И он начал хохотать.
Я тоже засмеялся. Ведь при известии о том, что кто-то женился, всегда принято смеяться. Предполагается, что сообщение о женитьбе старины Пита — кто бы он ни был — должно вызвать гомерический хохот. Итак, я продолжал преспокойно посмеиваться, надеясь, что этого смеха мне хватит до самого конца. Мне оставалось проехать всего лишь пятьдесят миль. Не так уж трудно растянуть смех на пятьдесят миль — конечно, если делать это с умом.
Однако мой друг не успокоился на этом.
— Мне не раз хотелось написать тебе, — сказал он, конфиденциально понижая голос. — Особенно после того, как я услыхал о твоей потере.
Я промолчал. Что бы это я мог потерять? Деньги? Если да, то сколько? И каким образом я потерял их? Интересно было бы узнать, полностью разорила меня эта потеря или только частично.
— Человек никогда не может полностью оправиться после такой потери, — мрачно изрек он.
Очевидно, мое разорение было окончательным. Но я ничего не сказал и, оставаясь под прикрытием, ждал, чтобы он выпустил свой заряд.
— Да. — продолжал незнакомец, — смерть всегда ужасна.
Смерть! Так речь шла о смерти. Я чуть не подпрыгнул от радости. Теперь все пойдет как по маслу. В таких случаях поддерживать разговор — проще простого. Нужно только сидеть спокойно и ждать, пока не выяснится, кто именно умер.
— Да, — прошептал я, — ужасна. Но бывает и так, что…
— Совершенно справедливо. Особенно в таком возрасте.
— Ты прав, в таком возрасте и после такой жизни.
— В здравом уме и твердой памяти до последней минуты, не так ли? — с горячим сочувствием спросил он.
— Да, — сказал я, ощутив под собой твердую почву. — Сохранив способность сидеть в постели и курить почти до самых последних дней.
— Как? — спросил он с изумлением. — Разве твоя бабушка…
Бабушка? Ах, вот оно что!
— Прости, пожалуйста, — сказал я, раздраженный собственной глупостью. — Когда я сказал курить, я имел в виду ее способность выносить табачный дым.

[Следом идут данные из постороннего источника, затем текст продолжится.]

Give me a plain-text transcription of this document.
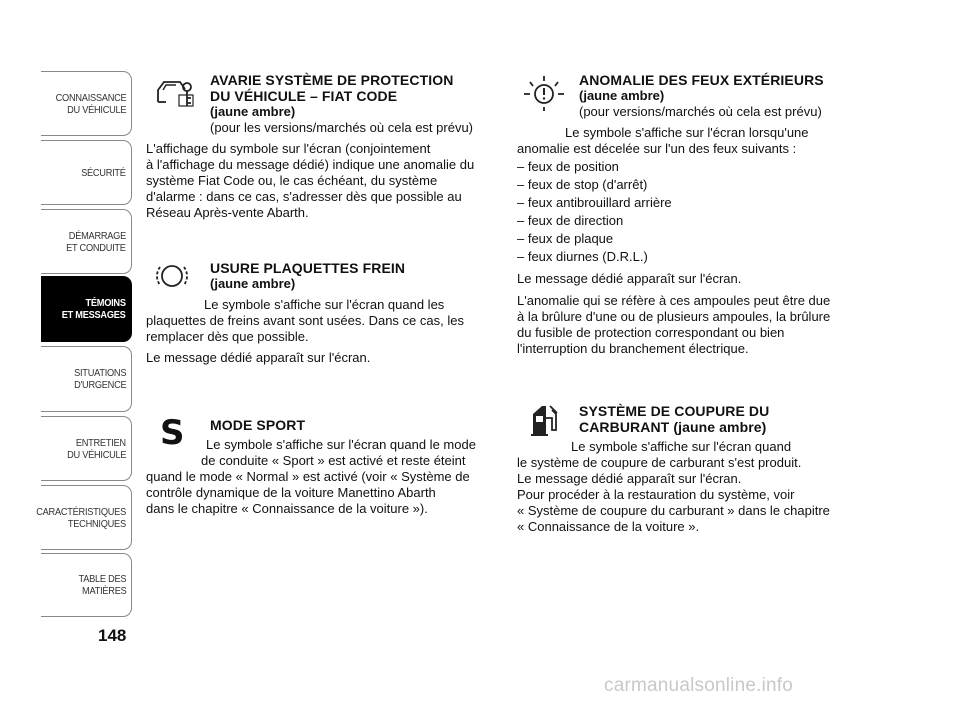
CONNAISSANCE
DU VÉHICULE
SÉCURITÉ
DÉMARRAGE
ET CONDUITE
TÉMOINS
ET MESSAGES
SITUATIONS
D'URGENCE
ENTRETIEN
DU VÉHICULE
CARACTÉRISTIQUES
TECHNIQUES
TABLE DES
MATIÈRES
148
AVARIE SYSTÈME DE PROTECTION
DU VÉHICULE – FIAT CODE
(jaune ambre)
(pour les versions/marchés où cela est prévu)
L'affichage du symbole sur l'écran (conjointement
à l'affichage du message dédié) indique une anomalie du
système Fiat Code ou, le cas échéant, du système
d'alarme : dans ce cas, s'adresser dès que possible au
Réseau Après-vente Abarth.
USURE PLAQUETTES FREIN
(jaune ambre)
Le symbole s'affiche sur l'écran quand les
plaquettes de freins avant sont usées. Dans ce cas, les
remplacer dès que possible.
Le message dédié apparaît sur l'écran.
S MODE SPORT
Le symbole s'affiche sur l'écran quand le mode
de conduite « Sport » est activé et reste éteint
quand le mode « Normal » est activé (voir « Système de
contrôle dynamique de la voiture Manettino Abarth
dans le chapitre « Connaissance de la voiture »).
ANOMALIE DES FEUX EXTÉRIEURS
(jaune ambre)
(pour versions/marchés où cela est prévu)
Le symbole s'affiche sur l'écran lorsqu'une
anomalie est décelée sur l'un des feux suivants :
– feux de position
– feux de stop (d'arrêt)
– feux antibrouillard arrière
– feux de direction
– feux de plaque
– feux diurnes (D.R.L.)
Le message dédié apparaît sur l'écran.
L'anomalie qui se réfère à ces ampoules peut être due
à la brûlure d'une ou de plusieurs ampoules, la brûlure
du fusible de protection correspondant ou bien
l'interruption du branchement électrique.
SYSTÈME DE COUPURE DU
CARBURANT (jaune ambre)
Le symbole s'affiche sur l'écran quand
le système de coupure de carburant s'est produit.
Le message dédié apparaît sur l'écran.
Pour procéder à la restauration du système, voir
« Système de coupure du carburant » dans le chapitre
« Connaissance de la voiture ».
carmanualsonline.info
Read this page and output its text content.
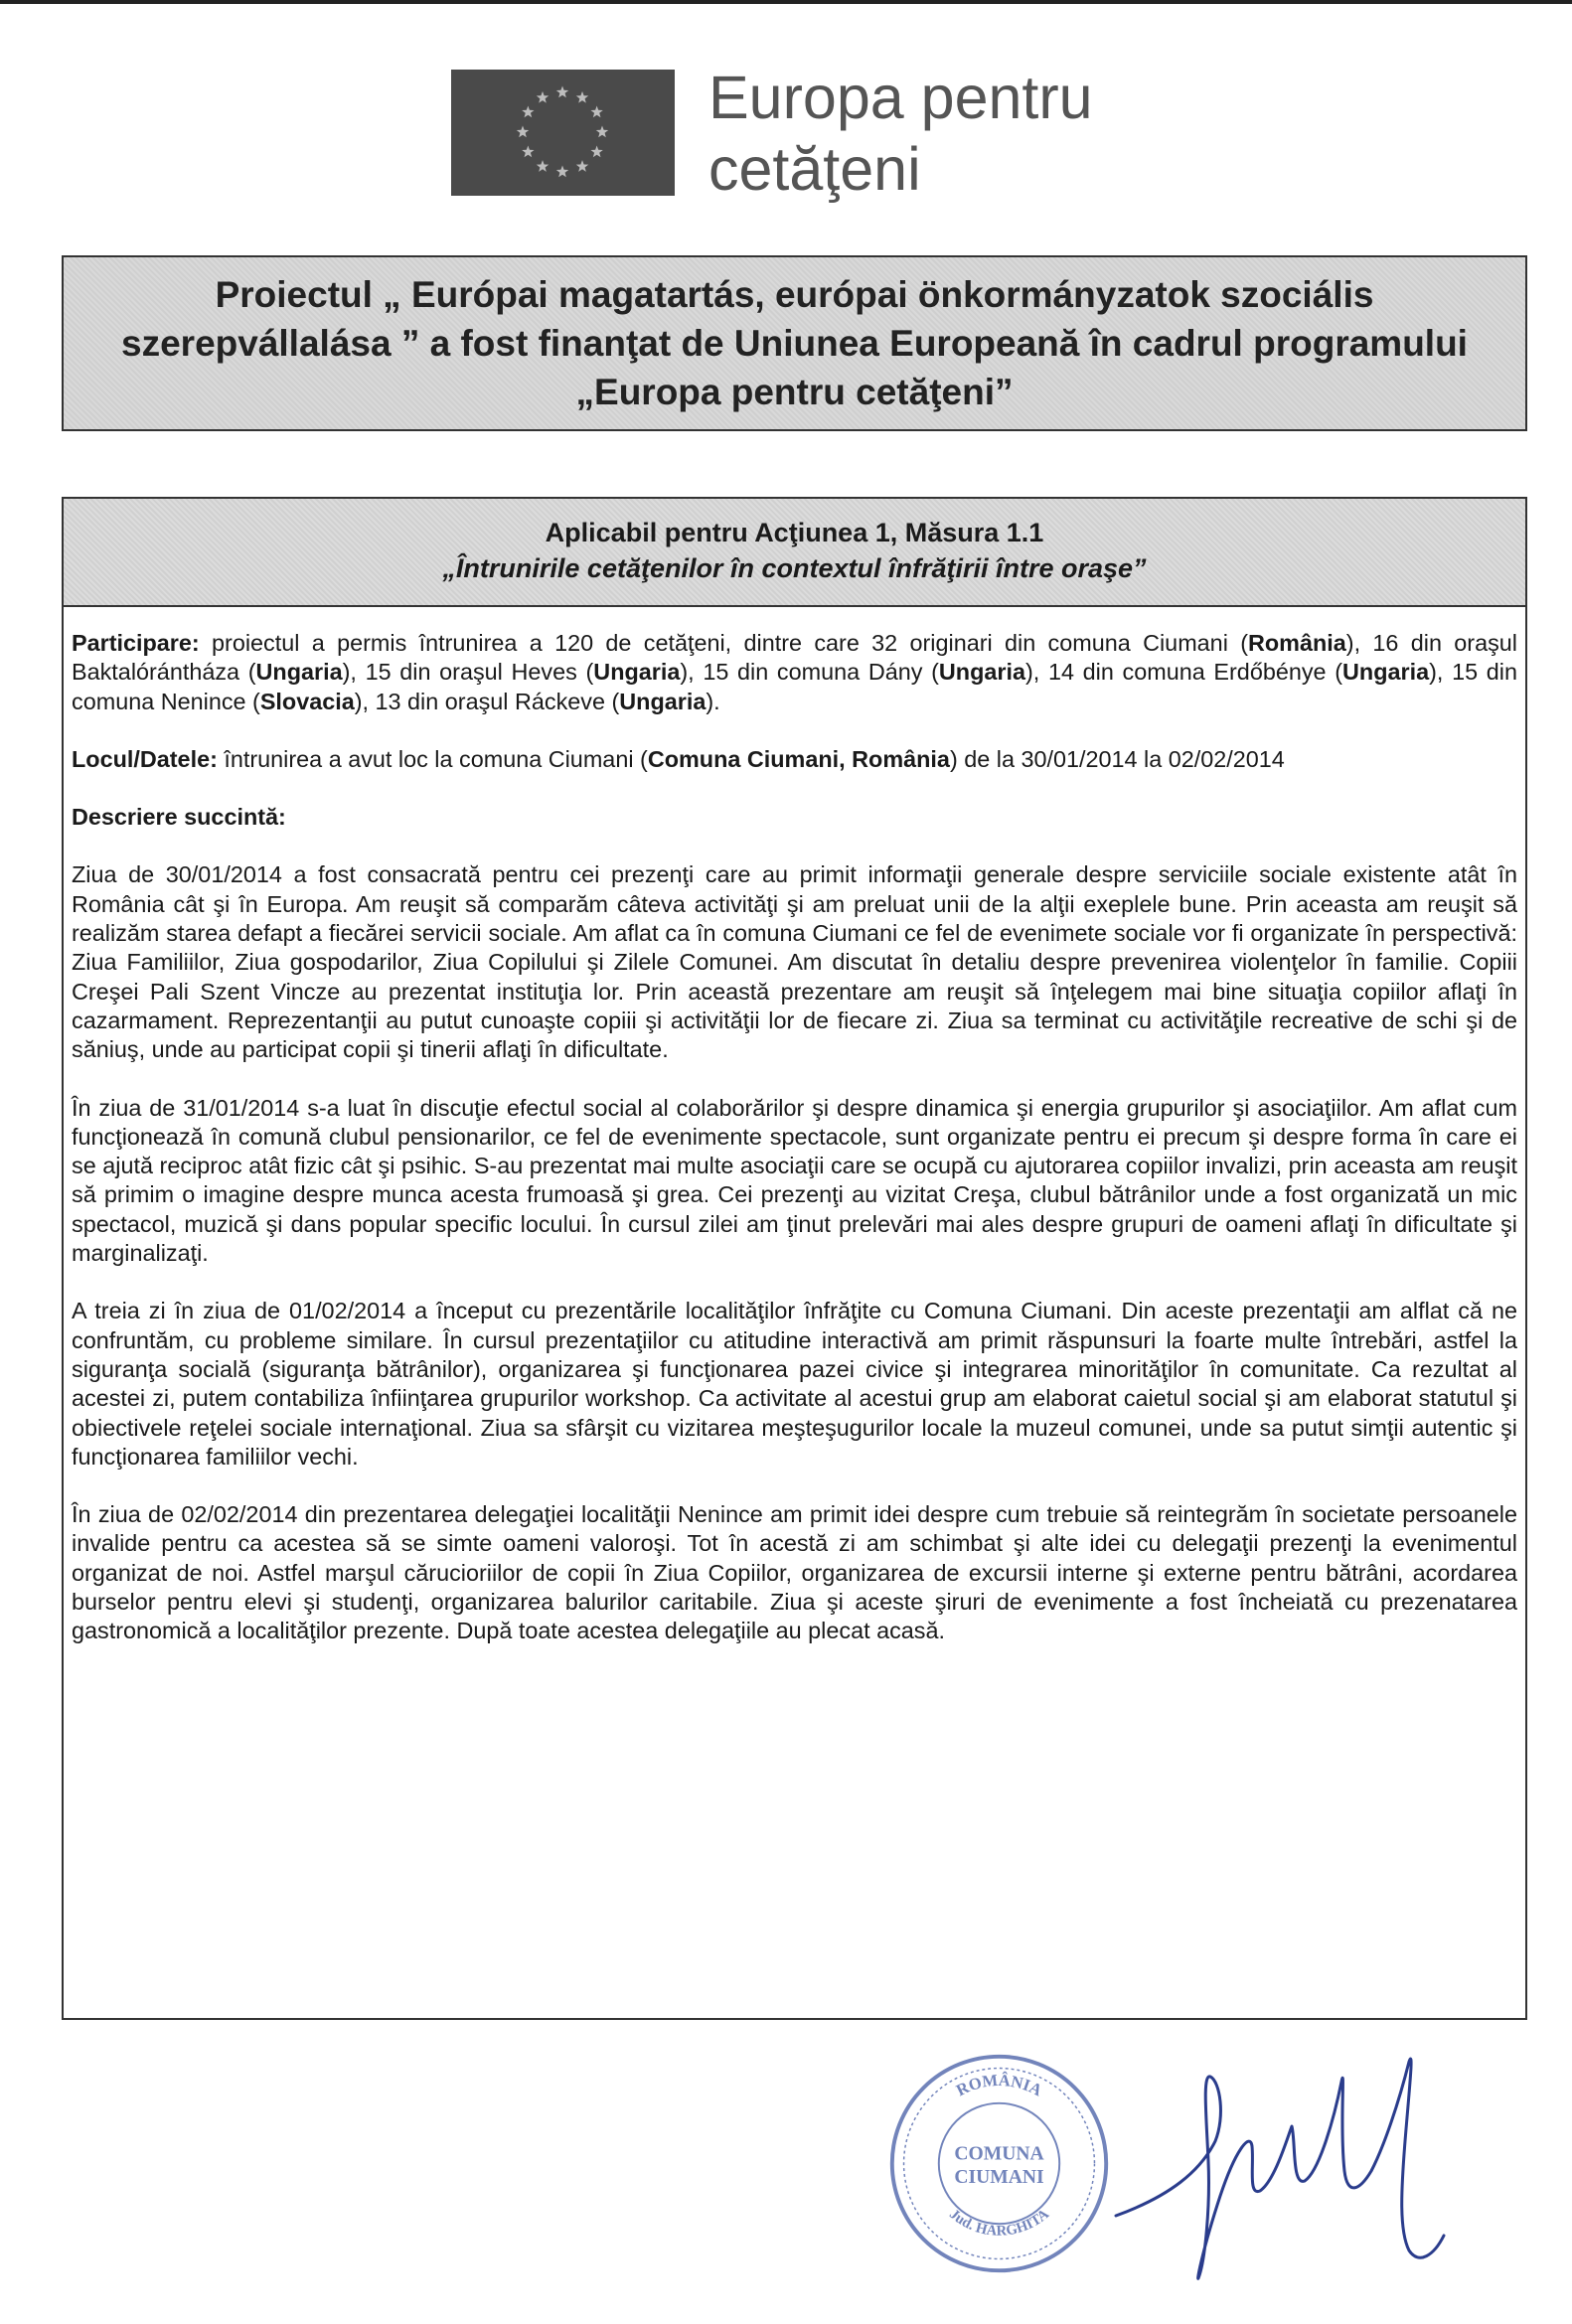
Europa pentru
cetăţeni

Proiectul „ Európai magatartás, európai önkormányzatok szociális szerepvállalása ” a fost finanţat de Uniunea Europeană în cadrul programului „Europa pentru cetăţeni”

Aplicabil pentru Acţiunea 1, Măsura 1.1
„Întrunirile cetăţenilor în contextul înfrăţirii între oraşe”

Participare: proiectul a permis întrunirea a 120 de cetăţeni, dintre care 32 originari din comuna Ciumani (România), 16 din oraşul Baktalórántháza (Ungaria), 15 din oraşul Heves (Ungaria), 15 din comuna Dány (Ungaria), 14 din comuna Erdőbénye (Ungaria), 15 din comuna Nenince (Slovacia), 13 din oraşul Ráckeve (Ungaria).

Locul/Datele: întrunirea a avut loc la comuna Ciumani (Comuna Ciumani, România) de la 30/01/2014 la 02/02/2014

Descriere succintă:

Ziua de 30/01/2014 a fost consacrată pentru cei prezenţi care au primit informaţii generale despre serviciile sociale existente atât în România cât şi în Europa. Am reuşit să comparăm câteva activităţi şi am preluat unii de la alţii exeplele bune. Prin aceasta am reuşit să realizăm starea defapt a fiecărei servicii sociale. Am aflat ca în comuna Ciumani ce fel de evenimete sociale vor fi organizate în perspectivă: Ziua Familiilor, Ziua gospodarilor, Ziua Copilului şi Zilele Comunei. Am discutat în detaliu despre prevenirea violenţelor în familie. Copiii Creşei Pali Szent Vincze au prezentat instituţia lor. Prin această prezentare am reuşit să înţelegem mai bine situaţia copiilor aflaţi în cazarmament. Reprezentanţii au putut cunoaşte copiii şi activităţii lor de fiecare zi. Ziua sa terminat cu activităţile recreative de schi şi de săniuş, unde au participat copii şi tinerii aflaţi în dificultate.

În ziua de 31/01/2014 s-a luat în discuţie efectul social al colaborărilor şi despre dinamica şi energia grupurilor şi asociaţiilor. Am aflat cum funcţionează în comună clubul pensionarilor, ce fel de evenimente spectacole, sunt organizate pentru ei precum şi despre forma în care ei se ajută reciproc atât fizic cât şi psihic. S-au prezentat mai multe asociaţii care se ocupă cu ajutorarea copiilor invalizi, prin aceasta am reuşit să primim o imagine despre munca acesta frumoasă şi grea. Cei prezenţi au vizitat Creşa, clubul bătrânilor unde a fost organizată un mic spectacol, muzică şi dans popular specific locului. În cursul zilei am ţinut prelevări mai ales despre grupuri de oameni aflaţi în dificultate şi marginalizaţi.

A treia zi în ziua de 01/02/2014 a început cu prezentările localităţilor înfrăţite cu Comuna Ciumani. Din aceste prezentaţii am alflat că ne confruntăm, cu probleme similare. În cursul prezentaţiilor cu atitudine interactivă am primit răspunsuri la foarte multe întrebări, astfel la siguranţa socială (siguranţa bătrânilor), organizarea şi funcţionarea pazei civice şi integrarea minorităţilor în comunitate. Ca rezultat al acestei zi, putem contabiliza înfiinţarea grupurilor workshop. Ca activitate al acestui grup am elaborat caietul social şi am elaborat statutul şi obiectivele reţelei sociale internaţional. Ziua sa sfârşit cu vizitarea meşteşugurilor locale la muzeul comunei, unde sa putut simţii autentic şi funcţionarea familiilor vechi.

În ziua de 02/02/2014 din prezentarea delegaţiei localităţii Nenince am primit idei despre cum trebuie să reintegrăm în societate persoanele invalide pentru ca acestea să se simte oameni valoroşi. Tot în acestă zi am schimbat şi alte idei cu delegaţii prezenţi la evenimentul organizat de noi. Astfel marşul cărucioriilor de copii în Ziua Copiilor, organizarea de excursii interne şi externe pentru bătrâni, acordarea burselor pentru elevi şi studenţi, organizarea balurilor caritabile. Ziua şi aceste şiruri de evenimente a fost încheiată cu prezenatarea gastronomică a localităţilor prezente. După toate acestea delegaţiile au plecat acasă.

ROMÂNIA
Jud. HARGHITA
COMUNA
CIUMANI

Знаешь, она так любила, чтобы кто-нибудь потихоньку дымил возле нее, чтобы кто-нибудь сидел рядом и читал вслух. Только это и успокаивало ее.
Отвечая ему, я слышал, как поезд, с дребезжанием и грохотом промчавшись по стрелкам мимо семафоров, замедлил ход.
Мой друг поспешно выглянул из окна.
Лицо его было взволнованно.
— О господи! — сказал он. — Это узловая станция. Я проехал. Мне надо было сойти на предыдущей остановке… Эй, проводник! — крикнул он, высунувшись в коридор. — Сколько мы здесь стоим?
— Только две минуты, сэр, — отозвался проводник. — Поезд малость опоздал и теперь должен нагнать свое.
Мой друг стоял теперь возле своего чемодана и, вытащив связку ключей, лихорадочно тыкал то одним, то другим в замок, пытаясь открыть его.
— Придется дать телеграмму, что ли… Просто не знаю, как и быть, — бормотал он. — Черт бы побрал этот замок! Все мои деньги в чемодане.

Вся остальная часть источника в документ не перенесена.